Further technical validation was undertaken by comparing measurements at pairs of nearby tide gauges. Nearby gauges should exhibit similar sea levels in the absence of measurement biases. However, in practice there are biases due to the tide gauge configuration and/or post-processing by data providers. Our dataset includes one location (at Fort Denison in Sydney) where two time series were derived from a single gauge; a PANSW time series that records the tsunami at 1-min intervals (each an average of 12 measurements of 5-second average sea level), and a 6-min BOMPorts time series that was derived from the latter by smoothing as routinely implemented by the data providers. The dataset also includes five locations where two neighbouring instruments (<350 m spacing) record the sea level at 1-minute intervals but measure the sea level with different degrees of smoothing, either by design or choice of configuration options. Although details of the tide gauge configuration or post-processing are not available for every site, the potential for bias can be illustrated by comparing nearby gauges.

Figure 7 compares high-pass filtered sea levels at four pairs of nearby gauges (<350 m spacing) during the initial stages of the HTHH volcano tsunami. Panels A-C represent different yet nearby gauges, whereas panel D represents 6-min and 1-min data derived from a single gauge. We deliberately chose pairs of gauges with relatively large differences and a clear tsunami signal, to better illustrate the potential for artefacts in tsunami measurements.

Fig. 7
figure 7

High-pass filtered sea level observations for pairs of nearby tide gauges following the HTHH volcano explosion, with locations in Fig. 1. (A) Gauges separated by 2 m at Rosslyn Bay; (B) Gauges separated by 2 m at the Gold Coast Sand Bypass Jetty; (C) Gauges separated by 320 m near Eden Cruise Wharf; (D) One gauge at Fort Denison where the 6-min BOMPorts record is derived from the 1-min PANSW record by smoothing.
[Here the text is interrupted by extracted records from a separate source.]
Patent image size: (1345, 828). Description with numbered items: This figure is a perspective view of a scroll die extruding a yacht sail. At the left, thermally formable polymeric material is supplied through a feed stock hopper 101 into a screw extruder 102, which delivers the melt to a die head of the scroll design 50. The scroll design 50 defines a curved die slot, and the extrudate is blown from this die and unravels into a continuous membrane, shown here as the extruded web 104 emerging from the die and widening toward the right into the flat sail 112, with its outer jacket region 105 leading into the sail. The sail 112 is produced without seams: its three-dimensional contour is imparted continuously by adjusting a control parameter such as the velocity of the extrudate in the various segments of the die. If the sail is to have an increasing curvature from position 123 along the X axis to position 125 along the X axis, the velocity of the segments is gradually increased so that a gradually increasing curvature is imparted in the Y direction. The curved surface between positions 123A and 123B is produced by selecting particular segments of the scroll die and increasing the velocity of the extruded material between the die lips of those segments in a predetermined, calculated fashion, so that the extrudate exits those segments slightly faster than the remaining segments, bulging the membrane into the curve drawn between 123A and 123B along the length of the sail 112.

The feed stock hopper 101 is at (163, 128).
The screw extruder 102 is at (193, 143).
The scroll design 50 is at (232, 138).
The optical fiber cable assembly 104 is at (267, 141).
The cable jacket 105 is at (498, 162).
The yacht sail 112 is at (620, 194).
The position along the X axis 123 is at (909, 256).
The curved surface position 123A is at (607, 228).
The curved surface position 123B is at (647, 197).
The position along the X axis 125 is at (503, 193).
To first order all pairs of nearby gauges have similar high-pass filtered time series (Fig. 7). But significant differences occur at the Gold Coast site which is located on a high-energy beach and exhibits prominent short period waves (Fig. 7b). Here both gauges report data at 1-minute intervals, but the smoother gauge internally averages the measurements over a 4-minute interval before storing, leading to apparent differences in the tsunami maxima of 56 vs 80 cm. That difference is relatively extreme and not representative of most sites in our dataset, which are less influenced by short period waves. However, at all sites there are differences between gauges, with the smoother gauge showing attenuation of shorter periods and some reduction in the tsunami maxima and minima (Fig. 7). Similar distortions of the tsunami signal are expected to be common, depending on the tide gauge configuration, and should be considered when using sea level measurements to study the tsunami.